Herkese uzun bir aradan sonra merhaba
Başlıktanda anlaşıldığı üzere eşya toplamakla meşgulüm…
Taşınmak başlı başına yorucu bir olay. Hem fiziksel hem de duygusal olarak. Eğer anılarıyla yaşayan ve her birşeyi anı değerinden dolayı biriktiren biriyseniz beni gibi çok daha zor.
Taşınırken birçok şey farkettim. Mekana ne kadar düşkün olduğumu farkettim öncelikle. Sonra düşkün olduğum şeyin mekan mı yoksa o mekanın hatırlattıkları mı olduğu arasında emin olamadım.

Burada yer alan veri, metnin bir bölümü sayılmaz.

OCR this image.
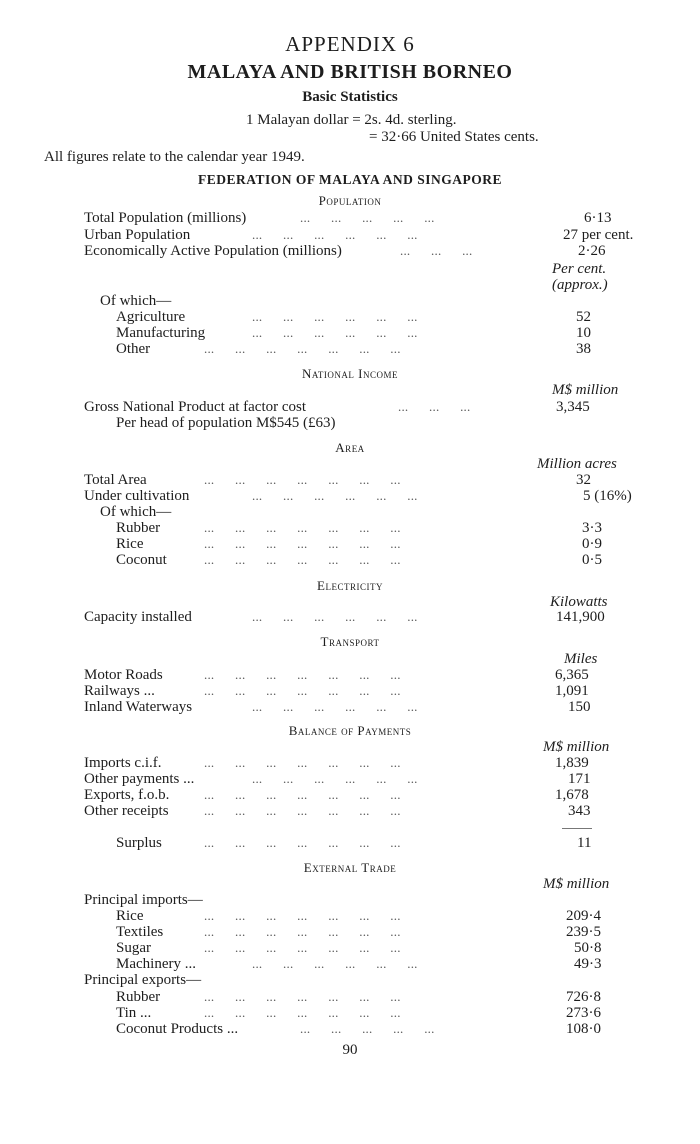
APPENDIX 6
MALAYA AND BRITISH BORNEO
Basic Statistics
1 Malayan dollar = 2s. 4d. sterling.
= 32·66 United States cents.
All figures relate to the calendar year 1949.
FEDERATION OF MALAYA AND SINGAPORE
Population
Total Population (millions)	...      ...      ...      ...      ...	6·13
Urban Population	...      ...      ...      ...      ...      ...	27 per cent.
Economically Active Population (millions)	...      ...      ...	2·26
Per cent.
(approx.)
Of which—
Agriculture	...      ...      ...      ...      ...      ...	52
Manufacturing	...      ...      ...      ...      ...      ...	10
Other	...      ...      ...      ...      ...      ...      ...	38
National Income
M$ million
Gross National Product at factor cost	...      ...      ...	3,345
Per head of population M$545 (£63)
Area
Million acres
Total Area	...      ...      ...      ...      ...      ...      ...	32
Under cultivation	...      ...      ...      ...      ...      ...	5 (16%)
Of which—
Rubber	...      ...      ...      ...      ...      ...      ...	3·3
Rice	...      ...      ...      ...      ...      ...      ...	0·9
Coconut	...      ...      ...      ...      ...      ...      ...	0·5
Electricity
Kilowatts
Capacity installed	...      ...      ...      ...      ...      ...	141,900
Transport
Miles
Motor Roads	...      ...      ...      ...      ...      ...      ...	6,365
Railways ...	...      ...      ...      ...      ...      ...      ...	1,091
Inland Waterways	...      ...      ...      ...      ...      ...	150
Balance of Payments
M$ million
Imports c.i.f.	...      ...      ...      ...      ...      ...      ...	1,839
Other payments ...	...      ...      ...      ...      ...      ...	171
Exports, f.o.b.	...      ...      ...      ...      ...      ...      ...	1,678
Other receipts	...      ...      ...      ...      ...      ...      ...	343
Surplus	...      ...      ...      ...      ...      ...      ...	11
External Trade
M$ million
Principal imports—
Rice	...      ...      ...      ...      ...      ...      ...	209·4
Textiles	...      ...      ...      ...      ...      ...      ...	239·5
Sugar	...      ...      ...      ...      ...      ...      ...	50·8
Machinery ...	...      ...      ...      ...      ...      ...	49·3
Principal exports—
Rubber	...      ...      ...      ...      ...      ...      ...	726·8
Tin ...	...      ...      ...      ...      ...      ...      ...	273·6
Coconut Products ...	...      ...      ...      ...      ...	108·0
90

Emin olduğum şey ise boş duvarlara dayanamıyorum. Eşyalar yüklenecek diye duvarları boşalttık, içinde ortaokulda yaptığım resim çalışmaları da olan tabloları birer birer indirdik. Acı verici. İlk taşındığımızda, daha temel ev gereksinimleri karşılamadan, buz dolabına saçma sapan gazete küpürleri yapıştırmıştım sırf boşluk hissini yensin diye. Şimdi…
Diğer farkettiğim şey ise yoruldukça anıların değeri kalmıyor. Lise test kitaplarımı saklamıştım ben bunlarla üniyi çalıştım diye. Ayrıca test çözerken aklıma gelen şeyleri sayfanın boş yerlerine yazmak gibi bir huyum var. Yani sayfalara bakarak o sıralarda hangi seriye ya da animeye taktığımı hatılalayabiliyorum. Nerdeyse tüm sayfalarda Lelouch vardı aşkım. Ayrıca test kitapları çok renksiz geldiğinden tüm sayfaları boyadığım yerlerde var. Allahım o yıllarda ne yaşıyordum ?!?!
Dağıldım. Toplamaya başlamadan önce o kimi değerli bulduğum sayfaları koparıp başka bir dosyaya koyuyordum ya da fotoğrafını çekiyordum. En kötüsü instagramda hikaye yapıyordum. Yoruldukça ve iş yükü arttıkça bunları yapmadan, yapamadan kağıt fabrikası kolisini boyladı kitaplar.
Ayrıca kolileme işlemi sırasında başlarda gösterdiğim özen, sonlarda herşeyi tıkıştırmaya döndü. Umarım herşey sapa sağlam varır varacakları yere.
Taşınmanın en korktuğum özelliği ise bana hep iyi davranan bu şehirden, son yıllarda sadece bir kaç ay geçirdiğim öncesinde üç yıl bulunduğum bana kendimi tanımama fırsat veren bu şehirden ağlayarak ayrılmak. Bunu yarın gösterecek.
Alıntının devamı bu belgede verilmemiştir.